Types of personal data:
Name and contact data, IP addresses and other personally identifiable information other than legal documents and personal data.

Security:

  • Every customer has his own vhost;
  • Processes in that vhost are executed on behalf of the customer’s user;
  • Connections between the client and the service can be secured by forcing the use of SSL (can be requested);
  • Connections from the client for FTP data are secured by SFTP;
  • Connections between client and phpMyadmin are secured by SSL;
  • Data is stored in triplicate across multiple data centres;
  • Data is backed up once (Purpose: disaster recovery);

Updates:
Updating of the OS, services and software is performed manually in accordance with the fixed maintenance schedule.

Note:
The above relates to the hosting platform itself. In your website you determine which data can actually be stored. It is also up to you to make sure that your website is fully up to date.

VPS

Purpose: 
To have virtual hardware (CPU, memory, storage) available

Types of personal data:
All types of data

Security:

  • The separation of virtual hardware is controlled by the hypervisor (hardware emulator);
  • Data is saved in triplicate
  • Data is backed up once (Purpose: disaster recovery) across multiple data centres

Updates:
Updating of the OS, services and software is performed manually in accordance with the fixed maintenance schedule.

Note:
The above relates to the platform on which the VPS is running. You determine which operating system, functionalities and security are applied to the VPS.

daDup.eu

Purpose: 
To store data

Types of personal data:
With client-side encryption: All types of data. Without client-side encryption: All types of data, other than personal data. 

Security:

  • Connections between the client and daDup.eu can be secured by the use of SSL;
  • Verification is done by means of access key and secret key;
  • Data is saved in triplicate;
  • No data is backed up;

Updates:
Updating of this services is performed manually in accordance with the fixed maintenance schedule.

Diskbayonline.nl

Purpose: 
The colocation of a hard disk and making it available in a VPS

Types of personal data:
All types of data

Security:

  • The separation of virtual hardware is controlled by the hypervisor (hardware emulator);

Updates:
Updating of the OS, services and software is performed manually in accordance with the fixed maintenance schedule.

Note:
The above refers to the platform on which the VPS is running and your disk is installed. You determine which operating system, functionalities and security are applied to the VPS.

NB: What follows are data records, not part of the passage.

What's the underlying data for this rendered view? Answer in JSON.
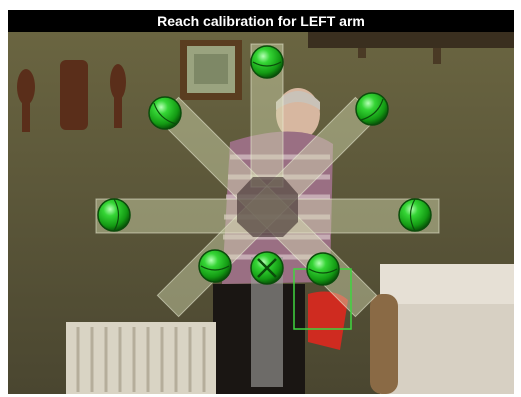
{
  "window": {
    "title": "Reach calibration for LEFT arm"
  },
  "calibration": {
    "arm": "LEFT",
    "targets": [
      {
        "name": "top",
        "state": "pending"
      },
      {
        "name": "upper-left",
        "state": "pending"
      },
      {
        "name": "upper-right",
        "state": "pending"
      },
      {
        "name": "left",
        "state": "pending"
      },
      {
        "name": "right",
        "state": "pending"
      },
      {
        "name": "lower-left",
        "state": "pending"
      },
      {
        "name": "center",
        "state": "selected"
      },
      {
        "name": "lower-right",
        "state": "pending"
      }
    ],
    "colors": {
      "target_fill": "#2fc92f",
      "target_dark": "#0b4d0b",
      "arm_band": "#d4dcb2",
      "tracking_box": "#3fd63f",
      "title_bg": "#000000",
      "title_text": "#ffffff"
    }
  }
}
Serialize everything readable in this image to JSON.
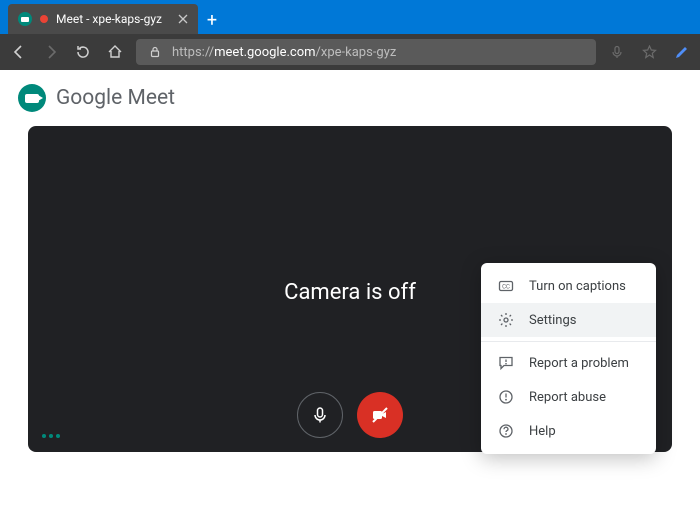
{
  "browser": {
    "tab_title": "Meet - xpe-kaps-gyz",
    "url_protocol": "https://",
    "url_host": "meet.google.com",
    "url_path": "/xpe-kaps-gyz"
  },
  "brand": {
    "name_html_prefix": "Google",
    "name_html_suffix": " Meet"
  },
  "stage": {
    "camera_off_text": "Camera is off"
  },
  "menu": {
    "captions": "Turn on captions",
    "settings": "Settings",
    "report_problem": "Report a problem",
    "report_abuse": "Report abuse",
    "help": "Help"
  }
}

Private Cloud/Private Cluster

Purpose: 
To have a hypervisor available;

Types of personal data:
All types of data

Security:

  • The separation of virtual hardware is controlled by the hypervisor (hardware emulator);
  • Connections between client and administration console are forced to be secured by SSL;
  • Data is in triplicate stored unless otherwise agreed;

Updates:
Updating of the OS, services and software is performed manually in accordance with the fixed maintenance schedule.

Note:
The above relates to the platform on which the hypervisor is running. You determine which operating system, functionalities and security is running on that hypervisor.